Best practices for implementing AI
Build consensus among leadership
Health system executives must take several important steps when they incorporate AI at their organizations. First, they must develop consensus among leadership staff. Leaders should advocate for AI in their organization by showing how it can improve safety and quality of care by proactively addressing areas of concern. The CEO and Board are likely to support solutions that deliver the safest and highest quality care for patients and staff alike, as well as those that reduce related costs and deliver higher revenue from increased care access.
It is also critical to keep the CFO informed of all AI initiatives and their outcomes, considering they will ultimately write the check. Instead of focusing purely on the return on investment, show financial leaders the return on innovation to clearly indicate that the benefits of AI encompass not only improved metrics but also an overall attractive technological advancement for the organization.
Select the right partner
Health systems often operate with the mindset that, given their limited resources, they cannot risk making investments in advanced technology. Usually, the alternative is to create an owned solution, rather than finding an outside resource. However, operating the needed analytics requires deep expertise in operations, data science, building scalable software and enabling process changes on the front line. This requires significant investment on its own and is extremely difficult for most provider organizations to assemble.
Instead, hospitals and health systems must look for capable partners who bring this expertise.Novant Heath’s Institute of Innovation & Artificial Intelligence uses AI to enhance personalized patient care and is built on their collaboration with leading AI experts, helping them use leading-edge technology to connect with patients, team members and the communities they serve.
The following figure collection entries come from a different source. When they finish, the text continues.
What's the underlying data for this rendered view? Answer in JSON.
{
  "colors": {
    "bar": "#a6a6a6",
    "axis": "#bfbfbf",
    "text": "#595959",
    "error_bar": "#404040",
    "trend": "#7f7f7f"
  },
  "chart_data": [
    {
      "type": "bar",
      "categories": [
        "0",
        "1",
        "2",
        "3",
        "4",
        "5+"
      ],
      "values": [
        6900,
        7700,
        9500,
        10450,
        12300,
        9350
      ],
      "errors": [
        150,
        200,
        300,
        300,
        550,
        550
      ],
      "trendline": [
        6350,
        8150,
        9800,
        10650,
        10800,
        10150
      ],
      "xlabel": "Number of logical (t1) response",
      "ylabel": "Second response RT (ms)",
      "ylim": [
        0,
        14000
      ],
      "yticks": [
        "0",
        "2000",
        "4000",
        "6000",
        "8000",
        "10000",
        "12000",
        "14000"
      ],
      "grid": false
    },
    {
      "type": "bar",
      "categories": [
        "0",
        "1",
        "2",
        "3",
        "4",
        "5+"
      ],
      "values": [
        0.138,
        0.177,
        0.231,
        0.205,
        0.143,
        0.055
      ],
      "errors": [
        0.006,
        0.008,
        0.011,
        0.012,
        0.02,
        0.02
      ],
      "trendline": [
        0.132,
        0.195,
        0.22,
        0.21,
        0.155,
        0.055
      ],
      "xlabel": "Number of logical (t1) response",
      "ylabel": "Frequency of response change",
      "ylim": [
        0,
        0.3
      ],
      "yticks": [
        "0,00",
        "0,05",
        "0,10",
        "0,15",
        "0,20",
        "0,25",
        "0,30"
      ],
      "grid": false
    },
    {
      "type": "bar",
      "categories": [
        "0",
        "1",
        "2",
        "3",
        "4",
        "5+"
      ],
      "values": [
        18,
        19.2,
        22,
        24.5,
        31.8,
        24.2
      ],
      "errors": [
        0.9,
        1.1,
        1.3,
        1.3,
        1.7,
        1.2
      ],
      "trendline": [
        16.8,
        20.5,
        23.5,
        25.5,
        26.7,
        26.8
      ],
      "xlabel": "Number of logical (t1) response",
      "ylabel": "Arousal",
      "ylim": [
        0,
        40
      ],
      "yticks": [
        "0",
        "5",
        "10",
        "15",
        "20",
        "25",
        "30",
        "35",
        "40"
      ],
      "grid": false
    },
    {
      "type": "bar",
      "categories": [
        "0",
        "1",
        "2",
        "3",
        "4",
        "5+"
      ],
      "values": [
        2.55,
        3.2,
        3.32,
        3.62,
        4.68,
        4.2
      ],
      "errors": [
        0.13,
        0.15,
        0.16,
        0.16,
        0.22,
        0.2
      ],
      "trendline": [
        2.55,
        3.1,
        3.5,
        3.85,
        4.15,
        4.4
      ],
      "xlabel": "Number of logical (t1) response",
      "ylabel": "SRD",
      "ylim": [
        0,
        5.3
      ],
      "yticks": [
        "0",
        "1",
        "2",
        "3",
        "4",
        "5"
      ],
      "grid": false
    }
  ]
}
Implement using a phased approach
Another key to success in AI implementation is to take a phased approach with each new AI effort. For example, instead of attempting to immediately implement system-wide – which entails many compounded risks and may lead to failure without extensive planning – leaders can start by launching a new AI program at a smaller hospital or facility to run a parallel process with legacy systems for a minimum of 2 months.
Health systems can this way gather feedback from hospital staff, identify positive points and room for improvement, and reassess before implementing elsewhere. Additionally, the best way to measure success is through patient feedback, so it is necessary to have a process in place to capture patients’ thoughts on their experience with scheduling and time at the clinic. At this stage, any problems that arise can be addressed on a manageable scale. If all goes as planned and improvements are quickly noticed, implementation can continue at a broader scale.
Roll out AI platforms enterprise-wide
Ultimately, the goal will be to implement successful AI platforms throughout the health system organization to bring numerous positive outcomes throughout, to all staff and patients. When considering new AI programs, viable platforms must have the ability to support an entire system, rather than a single point solution, market or service. After taking into consideration any feedback from staff and priorities of leadership, leaders will be able to take the new, innovative platform across the organization, therefore benefiting all stakeholders and putting manual, error-prone processes in the past. Platforms also will allow the health systems to grow as the AI companies add more algorithms.
Dr. Eric Eskioğlu is executive vice president and chief medical & scientific officer at Novant Health.
Mohan Giridharadas is founder and CEO of LeanTaaS.